Although central to the report’s purpose, supply chain issues are not the only risks farmers, governments, and agricultural organizations can better prepare for.

“The analogy is farm transition, and the growing complexity of farm transition, when you think about tax implications, environmental implications…How do you look forward ten years and keep abreast of it every year as opposed to setting a plan and not doing anything with it for those ten years. That’s the simplified example I’ve been using.”

The complexity of supply chain issues themselves spurs psychological challenges. Temporary resolutions, says Stephen, can fool us into thinking the wider problem has been resolved.

“These are all things people know about, but don’t know what to do, so chuck [the problem] away. I think everybody thinks someone else has to step in and fix it, the federal and provincial governments being the main targets. But then you get top-down solutions,” he says.

“The big thing we were trying to get across in this report is somebody has to think about how to build the governance or operating structure – how to build ownership of this.”

Both Hand and Stephen say the original intention was to develop a much more in-depth document guiding farmers and agricultural organizations through the risk assessment process. However, time and resource constraints limited an intended 24-to-30-month project to just seven months.

“We’re really hoping the [federal government] see their way to taking a deeper dive to develop this strategy further. There’s a lot more that could be done,” says Stephen.

A failure from the top

Keith Currie, president of the Canadian Federation of Agriculture, agrees. The United States, he says, maintains a comprehensive general plan for its agriculture sector. When something happens requiring action, that plan can be analyzed and tweaked, but it remains in place as part of a longer-term strategy.

There is no such plan for the Canadian agriculture sector, with governments continuing to respond in a reactionary way to each individual crisis.

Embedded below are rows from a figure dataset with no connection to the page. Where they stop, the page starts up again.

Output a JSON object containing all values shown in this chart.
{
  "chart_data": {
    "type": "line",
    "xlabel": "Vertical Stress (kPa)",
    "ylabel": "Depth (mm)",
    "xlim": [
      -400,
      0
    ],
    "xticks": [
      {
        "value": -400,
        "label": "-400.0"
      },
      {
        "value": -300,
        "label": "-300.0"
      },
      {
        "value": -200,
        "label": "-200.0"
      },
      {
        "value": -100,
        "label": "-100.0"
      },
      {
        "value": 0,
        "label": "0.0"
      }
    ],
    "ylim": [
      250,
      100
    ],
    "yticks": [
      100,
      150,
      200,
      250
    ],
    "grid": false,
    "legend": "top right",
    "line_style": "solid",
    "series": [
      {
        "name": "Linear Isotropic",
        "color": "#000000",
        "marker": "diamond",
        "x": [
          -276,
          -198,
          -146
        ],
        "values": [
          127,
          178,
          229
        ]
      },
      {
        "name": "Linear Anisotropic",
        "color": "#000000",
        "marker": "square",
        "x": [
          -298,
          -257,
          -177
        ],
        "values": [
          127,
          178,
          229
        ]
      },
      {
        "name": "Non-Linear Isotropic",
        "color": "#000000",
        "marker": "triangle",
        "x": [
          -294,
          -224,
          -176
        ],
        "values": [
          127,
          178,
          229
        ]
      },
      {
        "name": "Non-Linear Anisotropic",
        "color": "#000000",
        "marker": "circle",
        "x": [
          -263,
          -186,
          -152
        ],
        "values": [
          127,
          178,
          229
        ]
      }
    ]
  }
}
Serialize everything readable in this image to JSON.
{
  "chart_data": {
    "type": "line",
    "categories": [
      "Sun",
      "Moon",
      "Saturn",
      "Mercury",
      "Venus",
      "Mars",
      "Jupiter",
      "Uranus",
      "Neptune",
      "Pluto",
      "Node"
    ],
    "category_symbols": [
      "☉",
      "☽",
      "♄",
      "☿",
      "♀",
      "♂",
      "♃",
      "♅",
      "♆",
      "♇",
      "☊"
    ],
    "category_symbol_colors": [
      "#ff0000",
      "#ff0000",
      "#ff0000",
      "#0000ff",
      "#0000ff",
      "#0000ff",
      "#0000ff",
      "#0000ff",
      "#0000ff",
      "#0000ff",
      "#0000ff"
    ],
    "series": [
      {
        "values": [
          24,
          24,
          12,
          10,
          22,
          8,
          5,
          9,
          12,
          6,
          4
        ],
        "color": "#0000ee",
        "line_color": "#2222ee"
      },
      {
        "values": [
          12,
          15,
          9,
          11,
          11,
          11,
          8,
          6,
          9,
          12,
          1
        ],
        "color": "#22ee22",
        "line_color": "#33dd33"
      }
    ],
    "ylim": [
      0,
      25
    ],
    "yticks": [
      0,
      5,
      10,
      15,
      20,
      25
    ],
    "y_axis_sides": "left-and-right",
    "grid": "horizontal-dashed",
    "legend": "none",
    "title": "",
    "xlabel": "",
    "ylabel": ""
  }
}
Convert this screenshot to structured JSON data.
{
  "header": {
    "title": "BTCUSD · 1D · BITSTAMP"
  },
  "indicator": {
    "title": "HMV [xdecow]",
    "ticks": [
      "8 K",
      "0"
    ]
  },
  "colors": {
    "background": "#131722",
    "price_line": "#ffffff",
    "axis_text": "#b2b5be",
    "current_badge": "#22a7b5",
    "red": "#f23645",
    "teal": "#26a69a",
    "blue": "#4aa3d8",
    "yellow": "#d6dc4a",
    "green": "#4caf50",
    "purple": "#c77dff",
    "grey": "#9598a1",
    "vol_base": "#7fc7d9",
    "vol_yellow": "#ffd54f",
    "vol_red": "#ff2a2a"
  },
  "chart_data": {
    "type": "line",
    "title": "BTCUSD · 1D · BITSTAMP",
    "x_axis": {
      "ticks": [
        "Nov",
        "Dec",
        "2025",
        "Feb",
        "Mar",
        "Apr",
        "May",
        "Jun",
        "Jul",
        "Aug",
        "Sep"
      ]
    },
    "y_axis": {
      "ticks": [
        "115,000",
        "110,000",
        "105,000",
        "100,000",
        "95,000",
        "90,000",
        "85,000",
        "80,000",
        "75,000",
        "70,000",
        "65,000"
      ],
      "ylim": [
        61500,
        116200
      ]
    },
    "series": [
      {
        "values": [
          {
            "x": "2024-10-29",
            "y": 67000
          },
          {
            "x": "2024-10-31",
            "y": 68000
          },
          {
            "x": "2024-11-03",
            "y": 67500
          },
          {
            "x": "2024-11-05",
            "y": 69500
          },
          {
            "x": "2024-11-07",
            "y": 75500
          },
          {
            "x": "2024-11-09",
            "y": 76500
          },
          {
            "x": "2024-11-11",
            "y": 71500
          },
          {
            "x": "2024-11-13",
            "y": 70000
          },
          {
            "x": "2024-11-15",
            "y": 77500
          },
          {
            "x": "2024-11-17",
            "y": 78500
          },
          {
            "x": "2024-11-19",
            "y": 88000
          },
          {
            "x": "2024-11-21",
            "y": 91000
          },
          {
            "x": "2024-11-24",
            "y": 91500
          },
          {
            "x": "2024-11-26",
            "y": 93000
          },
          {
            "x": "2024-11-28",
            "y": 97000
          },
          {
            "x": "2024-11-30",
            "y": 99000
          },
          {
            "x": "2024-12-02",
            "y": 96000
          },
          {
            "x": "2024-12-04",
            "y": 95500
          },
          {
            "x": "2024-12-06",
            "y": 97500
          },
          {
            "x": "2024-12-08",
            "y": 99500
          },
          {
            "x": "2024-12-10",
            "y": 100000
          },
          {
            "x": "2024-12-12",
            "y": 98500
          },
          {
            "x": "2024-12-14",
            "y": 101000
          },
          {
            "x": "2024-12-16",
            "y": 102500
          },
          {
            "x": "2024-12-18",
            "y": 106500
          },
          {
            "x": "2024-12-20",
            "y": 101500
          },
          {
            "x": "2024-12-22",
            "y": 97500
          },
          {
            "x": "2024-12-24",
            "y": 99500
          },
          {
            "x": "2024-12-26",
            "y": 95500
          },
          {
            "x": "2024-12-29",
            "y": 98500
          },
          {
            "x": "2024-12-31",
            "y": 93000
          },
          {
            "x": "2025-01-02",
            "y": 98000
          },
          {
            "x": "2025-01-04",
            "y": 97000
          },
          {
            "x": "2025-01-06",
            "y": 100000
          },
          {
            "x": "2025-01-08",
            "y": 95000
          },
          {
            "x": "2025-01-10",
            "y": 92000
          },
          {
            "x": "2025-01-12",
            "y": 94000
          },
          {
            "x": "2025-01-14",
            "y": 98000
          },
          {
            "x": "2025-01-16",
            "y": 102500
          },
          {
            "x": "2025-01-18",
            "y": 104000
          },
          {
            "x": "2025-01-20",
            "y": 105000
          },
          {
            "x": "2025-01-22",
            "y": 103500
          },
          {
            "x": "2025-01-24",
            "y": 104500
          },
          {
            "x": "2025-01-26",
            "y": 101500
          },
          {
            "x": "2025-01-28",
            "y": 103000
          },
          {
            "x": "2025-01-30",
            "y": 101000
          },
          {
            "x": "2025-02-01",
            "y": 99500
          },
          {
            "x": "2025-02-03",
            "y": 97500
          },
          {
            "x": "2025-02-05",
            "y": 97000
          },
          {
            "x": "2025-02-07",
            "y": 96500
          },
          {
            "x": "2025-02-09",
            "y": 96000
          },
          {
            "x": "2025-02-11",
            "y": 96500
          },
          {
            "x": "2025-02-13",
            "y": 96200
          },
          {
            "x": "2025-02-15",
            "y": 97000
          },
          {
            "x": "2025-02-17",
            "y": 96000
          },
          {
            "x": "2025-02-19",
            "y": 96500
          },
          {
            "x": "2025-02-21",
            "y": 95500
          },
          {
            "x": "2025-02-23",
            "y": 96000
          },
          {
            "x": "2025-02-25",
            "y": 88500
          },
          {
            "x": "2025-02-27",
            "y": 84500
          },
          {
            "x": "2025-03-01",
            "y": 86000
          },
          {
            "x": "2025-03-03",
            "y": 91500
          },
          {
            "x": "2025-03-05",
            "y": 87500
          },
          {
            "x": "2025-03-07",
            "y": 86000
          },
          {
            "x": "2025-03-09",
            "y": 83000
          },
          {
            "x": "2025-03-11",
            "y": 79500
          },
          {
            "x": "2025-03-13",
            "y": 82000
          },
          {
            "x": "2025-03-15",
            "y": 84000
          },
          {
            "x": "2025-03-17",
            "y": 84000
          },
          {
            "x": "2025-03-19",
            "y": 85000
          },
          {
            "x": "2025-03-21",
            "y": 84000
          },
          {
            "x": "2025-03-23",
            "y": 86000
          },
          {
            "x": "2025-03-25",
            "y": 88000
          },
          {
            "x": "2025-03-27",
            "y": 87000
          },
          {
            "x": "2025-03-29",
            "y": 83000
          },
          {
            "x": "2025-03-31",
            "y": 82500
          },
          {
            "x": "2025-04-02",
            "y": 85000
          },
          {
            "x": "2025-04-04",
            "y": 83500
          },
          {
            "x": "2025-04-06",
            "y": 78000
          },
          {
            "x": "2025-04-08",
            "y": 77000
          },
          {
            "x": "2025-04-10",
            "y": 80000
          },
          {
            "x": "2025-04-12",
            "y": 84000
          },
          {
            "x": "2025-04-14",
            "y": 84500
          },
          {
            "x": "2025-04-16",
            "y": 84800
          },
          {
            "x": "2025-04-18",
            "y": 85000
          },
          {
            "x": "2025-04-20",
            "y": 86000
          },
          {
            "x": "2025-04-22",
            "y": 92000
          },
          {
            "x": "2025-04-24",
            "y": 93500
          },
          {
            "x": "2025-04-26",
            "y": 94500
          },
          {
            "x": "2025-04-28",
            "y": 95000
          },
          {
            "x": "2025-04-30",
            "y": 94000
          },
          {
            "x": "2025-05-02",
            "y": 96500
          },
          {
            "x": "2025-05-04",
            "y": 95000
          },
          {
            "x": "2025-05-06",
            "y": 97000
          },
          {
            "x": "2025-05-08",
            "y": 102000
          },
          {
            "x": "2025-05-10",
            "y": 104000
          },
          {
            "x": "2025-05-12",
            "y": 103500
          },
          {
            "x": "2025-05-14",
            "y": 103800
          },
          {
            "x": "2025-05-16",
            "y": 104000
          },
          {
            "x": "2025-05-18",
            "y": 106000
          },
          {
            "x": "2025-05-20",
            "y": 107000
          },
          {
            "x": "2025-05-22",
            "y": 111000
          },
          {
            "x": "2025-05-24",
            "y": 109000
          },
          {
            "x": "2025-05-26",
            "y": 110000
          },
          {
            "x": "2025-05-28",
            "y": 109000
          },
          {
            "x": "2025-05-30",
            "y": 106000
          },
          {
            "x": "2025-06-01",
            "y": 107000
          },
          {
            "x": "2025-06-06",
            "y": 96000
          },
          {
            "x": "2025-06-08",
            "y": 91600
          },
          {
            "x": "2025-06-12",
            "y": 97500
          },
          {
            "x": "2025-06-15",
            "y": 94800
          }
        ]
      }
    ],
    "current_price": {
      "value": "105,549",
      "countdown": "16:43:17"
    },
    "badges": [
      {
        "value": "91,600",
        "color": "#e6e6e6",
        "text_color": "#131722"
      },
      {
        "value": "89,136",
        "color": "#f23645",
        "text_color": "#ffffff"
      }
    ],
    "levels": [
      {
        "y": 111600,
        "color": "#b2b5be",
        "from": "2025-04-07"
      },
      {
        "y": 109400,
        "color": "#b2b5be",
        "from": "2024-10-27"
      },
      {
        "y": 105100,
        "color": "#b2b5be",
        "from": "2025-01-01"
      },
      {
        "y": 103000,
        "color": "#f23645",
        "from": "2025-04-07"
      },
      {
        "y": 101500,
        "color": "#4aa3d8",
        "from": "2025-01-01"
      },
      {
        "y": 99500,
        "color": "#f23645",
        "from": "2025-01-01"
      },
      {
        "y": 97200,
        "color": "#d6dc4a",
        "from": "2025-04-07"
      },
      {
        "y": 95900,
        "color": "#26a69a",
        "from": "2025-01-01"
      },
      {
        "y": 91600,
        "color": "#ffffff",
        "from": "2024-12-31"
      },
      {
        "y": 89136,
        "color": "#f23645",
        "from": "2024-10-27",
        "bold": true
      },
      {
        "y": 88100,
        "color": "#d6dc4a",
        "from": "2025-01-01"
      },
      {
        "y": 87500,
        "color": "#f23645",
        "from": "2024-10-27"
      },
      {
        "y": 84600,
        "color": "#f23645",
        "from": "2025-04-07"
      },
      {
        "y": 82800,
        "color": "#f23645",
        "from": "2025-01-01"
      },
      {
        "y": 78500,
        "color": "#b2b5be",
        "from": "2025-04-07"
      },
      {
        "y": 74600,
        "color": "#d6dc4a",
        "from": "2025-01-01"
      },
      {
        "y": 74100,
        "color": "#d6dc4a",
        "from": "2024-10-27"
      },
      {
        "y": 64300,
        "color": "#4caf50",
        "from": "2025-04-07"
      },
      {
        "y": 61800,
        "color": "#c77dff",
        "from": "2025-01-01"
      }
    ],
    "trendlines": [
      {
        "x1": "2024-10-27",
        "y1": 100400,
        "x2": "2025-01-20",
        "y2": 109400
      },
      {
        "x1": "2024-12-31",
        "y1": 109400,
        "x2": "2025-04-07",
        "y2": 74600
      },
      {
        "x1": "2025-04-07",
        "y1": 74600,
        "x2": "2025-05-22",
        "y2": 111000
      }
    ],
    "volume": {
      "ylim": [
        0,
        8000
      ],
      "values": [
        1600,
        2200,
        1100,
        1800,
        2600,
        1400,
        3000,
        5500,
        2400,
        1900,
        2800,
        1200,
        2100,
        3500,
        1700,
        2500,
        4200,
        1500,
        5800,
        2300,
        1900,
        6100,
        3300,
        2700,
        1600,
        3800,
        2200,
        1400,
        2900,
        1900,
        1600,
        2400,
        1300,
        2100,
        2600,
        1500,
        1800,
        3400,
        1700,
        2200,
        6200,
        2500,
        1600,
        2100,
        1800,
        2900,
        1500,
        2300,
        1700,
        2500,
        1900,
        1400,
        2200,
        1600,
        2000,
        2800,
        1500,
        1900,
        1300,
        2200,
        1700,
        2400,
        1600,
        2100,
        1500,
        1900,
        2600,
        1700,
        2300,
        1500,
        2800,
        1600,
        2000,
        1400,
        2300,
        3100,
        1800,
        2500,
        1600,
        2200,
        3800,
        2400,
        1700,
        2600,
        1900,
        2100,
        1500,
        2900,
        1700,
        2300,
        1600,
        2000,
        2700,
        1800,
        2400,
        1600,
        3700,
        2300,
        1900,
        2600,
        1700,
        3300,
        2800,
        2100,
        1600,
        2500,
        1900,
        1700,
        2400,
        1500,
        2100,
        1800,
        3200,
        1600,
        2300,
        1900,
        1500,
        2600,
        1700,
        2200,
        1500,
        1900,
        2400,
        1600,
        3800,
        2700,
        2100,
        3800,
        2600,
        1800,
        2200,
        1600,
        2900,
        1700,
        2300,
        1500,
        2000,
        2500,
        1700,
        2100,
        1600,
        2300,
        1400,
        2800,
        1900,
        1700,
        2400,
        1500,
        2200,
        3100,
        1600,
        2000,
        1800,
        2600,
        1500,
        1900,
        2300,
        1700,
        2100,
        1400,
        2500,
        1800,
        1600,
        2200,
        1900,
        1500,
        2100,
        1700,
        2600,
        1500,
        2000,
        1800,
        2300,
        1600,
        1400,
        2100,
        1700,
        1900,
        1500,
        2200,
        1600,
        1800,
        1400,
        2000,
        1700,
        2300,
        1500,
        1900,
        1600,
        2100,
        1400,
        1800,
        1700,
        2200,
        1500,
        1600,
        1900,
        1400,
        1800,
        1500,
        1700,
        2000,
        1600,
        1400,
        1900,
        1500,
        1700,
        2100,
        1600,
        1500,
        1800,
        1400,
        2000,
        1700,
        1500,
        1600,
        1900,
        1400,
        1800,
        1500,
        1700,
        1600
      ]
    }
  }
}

“Reactions and answers often have unintended consequences in agriculture. The industry itself is so large, when you pick a specific area, you’re going to affect others without realizing it,” says Currie, citing the need for a comprehensive, long-term vision for managing climate crises – such as major storms in the Atlantic provinces, and fires in the west – as an example of sorely needed policy.

“We need this, but we don’t have anything. We’re not learning from past situations. There’s no big picture plan on how we react to that, how we deal with that.”

Currie says the carbon tax offers a prominent example of how good intentions can have wide ranging, unintended consequences.

“I think the biggest factor we’ve been facing is the carbon tax. It’s had devastating effects on bottom lines. Every service we use charges a carbon tax. We have to pay that. I understand the purpose, but its not doing what [the federal government] intended. It’s things like that that really get in the way of this industry taking off. These are the kinds of things that we somehow need to get that message across.”

The fundamental problem, from the Federation’s perspective, is a lack of understanding or willingness to act from the federal government. Provincial governments, says Currie, are typically more engaged in the sector, although he wonders whether than itself makes garnering federal attention more challenging.

“I think it’s the case of the feds saying ‘you guys invest so we don’t have to’…The frustrating part for agriculture is we see what the economics of the industry are, and what it can do, but government doesn’t appear to notice,” says Currie. He also wishes organizations like the Federation had more resources for education focused on consumers – specifically, what Canadian agriculture means, what it means to buy Canadian food, and just how important the sector is economically.

“In Ontario, nearly $50 billion in [gross domestic product] is from agriculture, but people still think the economy drives on four wheels,” he says, referring to the misconception that the automotive sector is the province’s largest industry.

“People need to know the value of that food to them, to the economy and to the country. Most governments don’t understand what they have. Food production is pretty fundamental for most people, but no one seems to realize it.”